И неважно, что ты, исключительный мой,
Каждый вечер приходишь с работы домой
И, невидящим взглядом
Проницая собаку, детей и жену,
Содрогнувшись, вдруг слышишь в себе тишину...
И становишься Хайдом.



Малыш и Карлссон. P.S.

Здравствуй, Малыш. Все нормально. Живу на крыше.
Я все такой же. По-прежнему вздорный. Рыжий.
В меру упитан. В полном расцвете лет.
Да, не летаю. В общем и целом — не с кем.
И не считаю небо занятьем детским.
Ты-то хоть помнишь? Нет, ты не помнишь. Нет.

Кристера видел. Спился. Весьма уныло
Выглядит на панели твоя Гунилла.
А про тебя я в курсе из новостей.
Стал депутатом в риксдаге ты или где там?
Сто дураков внимают твоим советам.
Ты не пустил на крышу своих детей.

Тихо кругом. И пусто. Ну, разве кошка
Черная промелькнет в слуховом окошке,
С улицы донесется неясный вздор.
Я, не меняя, переодену гетры.
Все как обычно. Осень. Дожди и ветры.
Лень есть варенье и проверять мотор.

Я не летаю. Я не могу — с другими.
Кстати... Ты и не знал — у меня есть имя...
И не узнаешь, но подводя итог,
Я не виню тебя. Все мне вполне понятно.
Капли из низкой тучи еще бодрят, но...
Просто, Малыш, ты вырос... А я не смог.



Элегия

В одной песочнице, коих много, числа которым повсюду несть,
Какой-то прихоти ради бога, судьба свела их, зачем бог весть.
В отдельной карликовой пустыне, имевшей место в любом дворе,
Скучали рядом они отныне и ковырялись в земной коре.

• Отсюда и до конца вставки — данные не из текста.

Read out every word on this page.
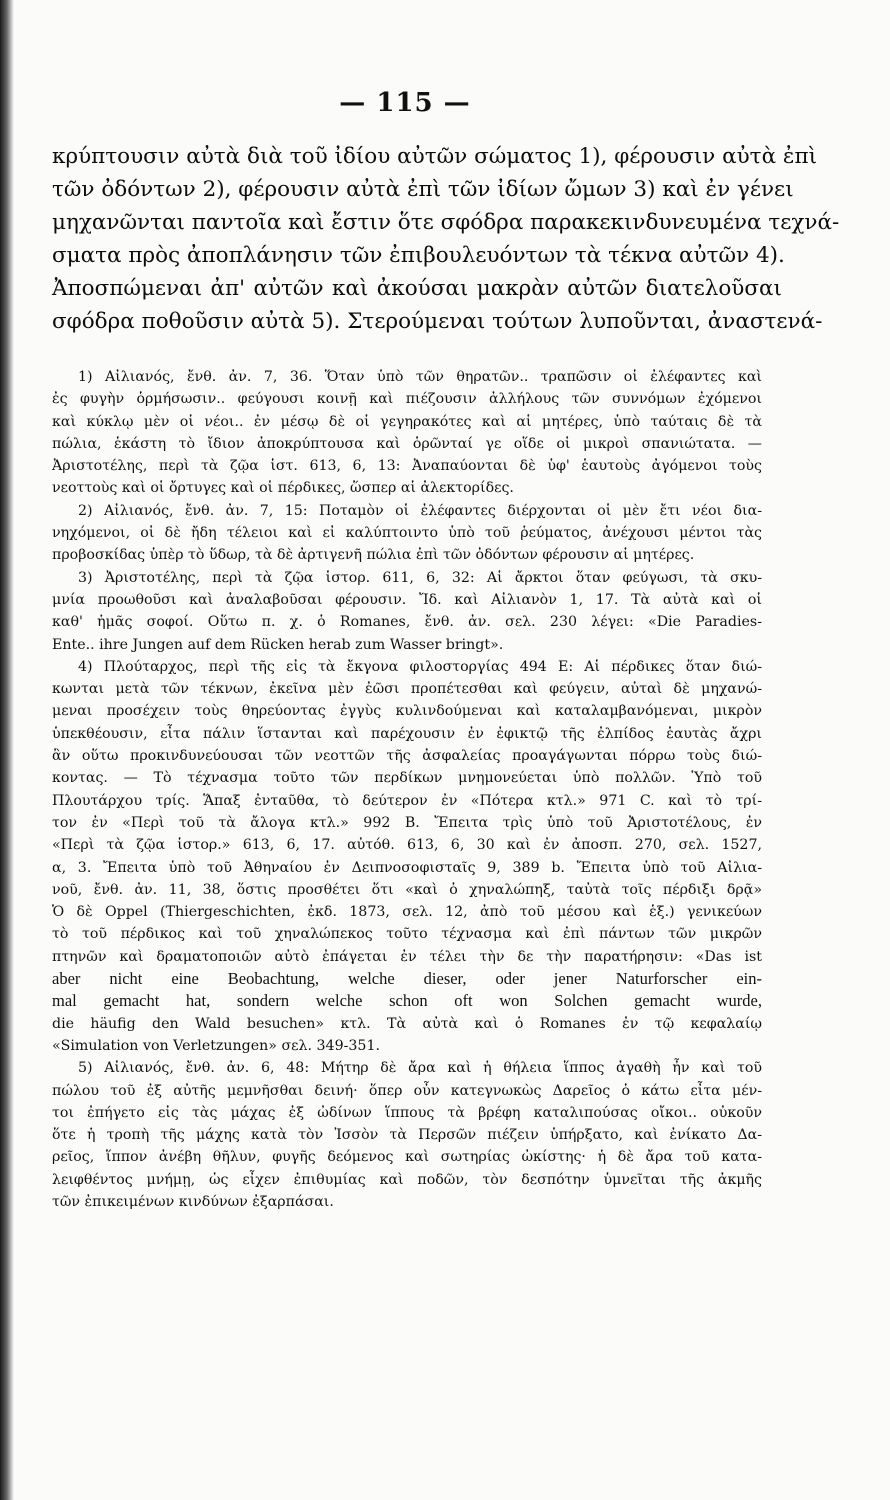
— 115 —
κρύπτουσιν αὐτὰ διὰ τοῦ ἰδίου αὐτῶν σώματος 1), φέρουσιν αὐτὰ ἐπὶ
τῶν ὀδόντων 2), φέρουσιν αὐτὰ ἐπὶ τῶν ἰδίων ὤμων 3) καὶ ἐν γένει
μηχανῶνται παντοῖα καὶ ἔστιν ὅτε σφόδρα παρακεκινδυνευμένα τεχνά-
σματα πρὸς ἀποπλάνησιν τῶν ἐπιβουλευόντων τὰ τέκνα αὐτῶν 4).
Ἀποσπώμεναι ἀπ' αὐτῶν καὶ ἀκούσαι μακρὰν αὐτῶν διατελοῦσαι
σφόδρα ποθοῦσιν αὐτὰ 5). Στερούμεναι τούτων λυποῦνται, ἀναστενά-
1) Αἰλιανός, ἔνθ. ἀν. 7, 36. Ὅταν ὑπὸ τῶν θηρατῶν.. τραπῶσιν οἱ ἐλέφαντες καὶ
ἐς φυγὴν ὁρμήσωσιν.. φεύγουσι κοινῇ καὶ πιέζουσιν ἀλλήλους τῶν συννόμων ἐχόμενοι
καὶ κύκλῳ μὲν οἱ νέοι.. ἐν μέσῳ δὲ οἱ γεγηρακότες καὶ αἱ μητέρες, ὑπὸ ταύταις δὲ τὰ
πώλια, ἑκάστη τὸ ἴδιον ἀποκρύπτουσα καὶ ὁρῶνταί γε οἵδε οἱ μικροὶ σπανιώτατα. —
Ἀριστοτέλης, περὶ τὰ ζῷα ἱστ. 613, 6, 13: Ἀναπαύονται δὲ ὑφ' ἑαυτοὺς ἀγόμενοι τοὺς
νεοττοὺς καὶ οἱ ὄρτυγες καὶ οἱ πέρδικες, ὥσπερ αἱ ἀλεκτορίδες.
2) Αἰλιανός, ἔνθ. ἀν. 7, 15: Ποταμὸν οἱ ἐλέφαντες διέρχονται οἱ μὲν ἔτι νέοι δια-
νηχόμενοι, οἱ δὲ ἤδη τέλειοι καὶ εἰ καλύπτοιντο ὑπὸ τοῦ ῥεύματος, ἀνέχουσι μέντοι τὰς
προβοσκίδας ὑπὲρ τὸ ὕδωρ, τὰ δὲ ἀρτιγενῆ πώλια ἐπὶ τῶν ὀδόντων φέρουσιν αἱ μητέρες.
3) Ἀριστοτέλης, περὶ τὰ ζῷα ἱστορ. 611, 6, 32: Αἱ ἄρκτοι ὅταν φεύγωσι, τὰ σκυ-
μνία προωθοῦσι καὶ ἀναλαβοῦσαι φέρουσιν. Ἴδ. καὶ Αἰλιανὸν 1, 17. Τὰ αὐτὰ καὶ οἱ
καθ' ἡμᾶς σοφοί. Οὕτω π. χ. ὁ Romanes, ἔνθ. ἀν. σελ. 230 λέγει: «Die Paradies-
Ente.. ihre Jungen auf dem Rücken herab zum Wasser bringt».
4) Πλούταρχος, περὶ τῆς εἰς τὰ ἔκγονα φιλοστοργίας 494 E: Αἱ πέρδικες ὅταν διώ-
κωνται μετὰ τῶν τέκνων, ἐκεῖνα μὲν ἐῶσι προπέτεσθαι καὶ φεύγειν, αὐταὶ δὲ μηχανώ-
μεναι προσέχειν τοὺς θηρεύοντας ἐγγὺς κυλινδούμεναι καὶ καταλαμβανόμεναι, μικρὸν
ὑπεκθέουσιν, εἶτα πάλιν ἵστανται καὶ παρέχουσιν ἐν ἐφικτῷ τῆς ἐλπίδος ἑαυτὰς ἄχρι
ἂν οὕτω προκινδυνεύουσαι τῶν νεοττῶν τῆς ἀσφαλείας προαγάγωνται πόρρω τοὺς διώ-
κοντας. — Τὸ τέχνασμα τοῦτο τῶν περδίκων μνημονεύεται ὑπὸ πολλῶν. Ὑπὸ τοῦ
Πλουτάρχου τρίς. Ἅπαξ ἐνταῦθα, τὸ δεύτερον ἐν «Πότερα κτλ.» 971 C. καὶ τὸ τρί-
τον ἐν «Περὶ τοῦ τὰ ἄλογα κτλ.» 992 B. Ἔπειτα τρὶς ὑπὸ τοῦ Ἀριστοτέλους, ἐν
«Περὶ τὰ ζῷα ἱστορ.» 613, 6, 17. αὐτόθ. 613, 6, 30 καὶ ἐν ἀποσπ. 270, σελ. 1527,
α, 3. Ἔπειτα ὑπὸ τοῦ Ἀθηναίου ἐν Δειπνοσοφισταῖς 9, 389 b. Ἔπειτα ὑπὸ τοῦ Αἰλια-
νοῦ, ἔνθ. ἀν. 11, 38, ὅστις προσθέτει ὅτι «καὶ ὁ χηναλώπηξ, ταὐτὰ τοῖς πέρδιξι δρᾷ»
Ὁ δὲ Oppel (Thiergeschichten, ἐκδ. 1873, σελ. 12, ἀπὸ τοῦ μέσου καὶ ἑξ.) γενικεύων
τὸ τοῦ πέρδικος καὶ τοῦ χηναλώπεκος τοῦτο τέχνασμα καὶ ἐπὶ πάντων τῶν μικρῶν
πτηνῶν καὶ δραματοποιῶν αὐτὸ ἐπάγεται ἐν τέλει τὴν δε τὴν παρατήρησιν: «Das ist
aber nicht eine Beobachtung, welche dieser, oder jener Naturforscher ein-
mal gemacht hat, sondern welche schon oft won Solchen gemacht wurde,
die häufig den Wald besuchen» κτλ. Τὰ αὐτὰ καὶ ὁ Romanes ἐν τῷ κεφαλαίῳ
«Simulation von Verletzungen» σελ. 349-351.
5) Αἰλιανός, ἔνθ. ἀν. 6, 48: Μήτηρ δὲ ἄρα καὶ ἡ θήλεια ἵππος ἀγαθὴ ἦν καὶ τοῦ
πώλου τοῦ ἐξ αὐτῆς μεμνῆσθαι δεινή· ὅπερ οὖν κατεγνωκὼς Δαρεῖος ὁ κάτω εἶτα μέν-
τοι ἐπήγετο εἰς τὰς μάχας ἐξ ὠδίνων ἵππους τὰ βρέφη καταλιπούσας οἴκοι.. οὐκοῦν
ὅτε ἡ τροπὴ τῆς μάχης κατὰ τὸν Ἰσσὸν τὰ Περσῶν πιέζειν ὑπήρξατο, καὶ ἐνίκατο Δα-
ρεῖος, ἵππον ἀνέβη θῆλυν, φυγῆς δεόμενος καὶ σωτηρίας ὠκίστης· ἡ δὲ ἄρα τοῦ κατα-
λειφθέντος μνήμῃ, ὡς εἶχεν ἐπιθυμίας καὶ ποδῶν, τὸν δεσπότην ὑμνεῖται τῆς ἀκμῆς
τῶν ἐπικειμένων κινδύνων ἐξαρπάσαι.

И вот однажды, а если точно — цвела черемуха, был четверг,
Он поднял взор, и в часах песочных застрял комочек, и мир померк.
И вдруг увидев в ней свет, прекрасней какого и не встречал досель,
Он тихо выдохнул перед казнью и сел в бесплатную карусель.

Она ломала его машинки. Он и не думал роптать в ответ.
В ее глазах голубели льдинки — он улыбался и видел свет.
Она втыкала в него шурупы, булавки, шпильки и каблучки,
Но у него лишь дрожали губы, и расширялись слегка зрачки.

Потом песочница стала мелкой, открылись новые рубежи,
Она швыряла в него тарелки, и научилась метать ножи.
Он подарил ей букет кораллов, она украла его кларнет.
Она язвила, вонзая жало — он улыбался и видел свет.

Она царапала и кромсала его прилюдно и тет-а-тет.
Он улыбался. Довольно вяло, но улыбался — и видел свет.
И терпкий мед из цветов полыни вкушал, что чертополох — осел,
Не из упрямства, не из гордыни: а просто хочется — вот и все.

И он цеплялся, как мог, конечно, за все, дарованное ослу,
Уменье видеть не то, что внешне, уменье слышать не то, что вслух.
Но пламя жгло, становясь бледнее и безотраднее каждый час,
И он ушел, не простившись с нею. Песок просыпался. Свет погас.

И воплям разума не внимая, что дело было отнюдь не в ней,
А лишь в черемухе, или в мае, иль в чем еще — божеству видней,
Он опустился на дно морское, во мглу, не снившуюся Кусто…

Зато он видел ее такою, какой не видел ее никто.